Et ce qui les rendra éternellement incommodes, c’est non seulement leur très nombreuse multiplication[NdÉ 1], mais encore leur défiance, leur finesse, leurs ruses et leur opiniâtreté à ne pas désemparer les lieux qui leur conviennent ; ils sont fins, peu craintifs, difficiles à tromper ; ils reconnaissent aisément les pièges qu’on leur tend, ils impatientent ceux qui veulent se donner la peine de les prendre ; il faut pour cela tendre un filet d’avance et attendre plusieurs heures, souvent en vain ; et il n’y a guère que dans les saisons de disette et dans les temps de neige où cette chasse puisse avoir du succès, ce qui néanmoins ne peut faire une diminution sensible sur une espèce qui se multiplie trois fois par an : leur nid est composé de foin au dehors et de plumes en dedans ; si vous le détruisez, en vingt-quatre heures ils en font un autre ; si vous jetez leurs œufs, qui sont communément au nombre de cinq ou six, et souvent davantage[2], huit ou dix jours après ils en pondent de nouveaux ; si vous les tirez sur les arbres ou sur les toits, ils ne s’en recèlent que mieux dans vos greniers ; il faut à peu près vingt livres de blé par an pour nourrir une couple de moineaux ; des personnes qui en avaient gardé dans des cages m’en ont assuré ; que l’on juge par leur nombre de la déprédation que ces oiseaux font de nos grains, car, quoiqu’ils nourrissent leurs petits d’insectes dans le premier âge, et qu’ils

  1. En Allemagne, dans beaucoup de villages, on oblige les paysans à apporter chaque année un certain nombre de têtes de moineau. Frisch, t. Ier, art. 7.
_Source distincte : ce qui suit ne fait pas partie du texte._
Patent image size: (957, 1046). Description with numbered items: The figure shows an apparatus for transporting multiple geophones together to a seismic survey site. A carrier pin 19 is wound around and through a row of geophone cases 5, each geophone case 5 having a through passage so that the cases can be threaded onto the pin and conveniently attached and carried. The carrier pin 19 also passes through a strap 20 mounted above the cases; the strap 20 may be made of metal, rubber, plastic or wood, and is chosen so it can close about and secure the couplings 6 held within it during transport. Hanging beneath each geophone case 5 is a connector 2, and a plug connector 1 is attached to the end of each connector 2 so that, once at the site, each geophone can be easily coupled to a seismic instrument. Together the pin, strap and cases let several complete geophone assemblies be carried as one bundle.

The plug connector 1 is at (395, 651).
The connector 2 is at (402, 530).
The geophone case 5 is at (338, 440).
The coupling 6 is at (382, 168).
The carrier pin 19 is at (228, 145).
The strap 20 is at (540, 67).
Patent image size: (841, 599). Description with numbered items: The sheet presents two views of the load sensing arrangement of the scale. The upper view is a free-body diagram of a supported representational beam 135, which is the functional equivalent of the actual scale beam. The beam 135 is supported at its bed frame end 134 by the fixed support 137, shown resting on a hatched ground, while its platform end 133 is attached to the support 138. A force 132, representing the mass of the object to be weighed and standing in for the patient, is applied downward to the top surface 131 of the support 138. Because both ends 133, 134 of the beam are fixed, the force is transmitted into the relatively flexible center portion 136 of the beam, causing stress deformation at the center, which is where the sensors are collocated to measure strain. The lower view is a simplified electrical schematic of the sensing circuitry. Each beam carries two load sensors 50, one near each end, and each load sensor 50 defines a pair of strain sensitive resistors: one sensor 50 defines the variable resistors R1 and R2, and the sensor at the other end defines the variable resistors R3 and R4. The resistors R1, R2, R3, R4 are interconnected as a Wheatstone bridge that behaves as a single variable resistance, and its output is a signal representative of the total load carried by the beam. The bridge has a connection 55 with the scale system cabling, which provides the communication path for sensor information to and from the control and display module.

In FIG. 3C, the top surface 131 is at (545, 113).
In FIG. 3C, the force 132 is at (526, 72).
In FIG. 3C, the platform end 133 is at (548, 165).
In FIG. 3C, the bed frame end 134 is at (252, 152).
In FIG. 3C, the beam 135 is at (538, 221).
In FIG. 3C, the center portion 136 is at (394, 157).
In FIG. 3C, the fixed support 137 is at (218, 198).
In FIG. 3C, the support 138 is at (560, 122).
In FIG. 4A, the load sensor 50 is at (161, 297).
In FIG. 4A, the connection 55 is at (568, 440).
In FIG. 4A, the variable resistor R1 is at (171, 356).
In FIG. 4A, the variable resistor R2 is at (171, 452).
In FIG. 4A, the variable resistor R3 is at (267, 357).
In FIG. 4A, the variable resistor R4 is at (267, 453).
  2. Olina dit qu’ils font jusqu’à huit œufs, et jamais moins de quatre.
  1. D’après Conrad Gessner, les Moineaux mâles sont tellement lascifs qu’ils s’usent aux jeux de l’amour et vivent beaucoup moins longtemps que les femelles. Brehm ne croit pas que l’usage que font ces animaux des plaisirs sexuels produisent d’aussi funestes résultats. « On a dit, ajoute-t-il, que contrairement aux autres Passereaux, le Moineau ne respecte pas grandement les liens conjugaux ; cela ne me paraît point fondé. »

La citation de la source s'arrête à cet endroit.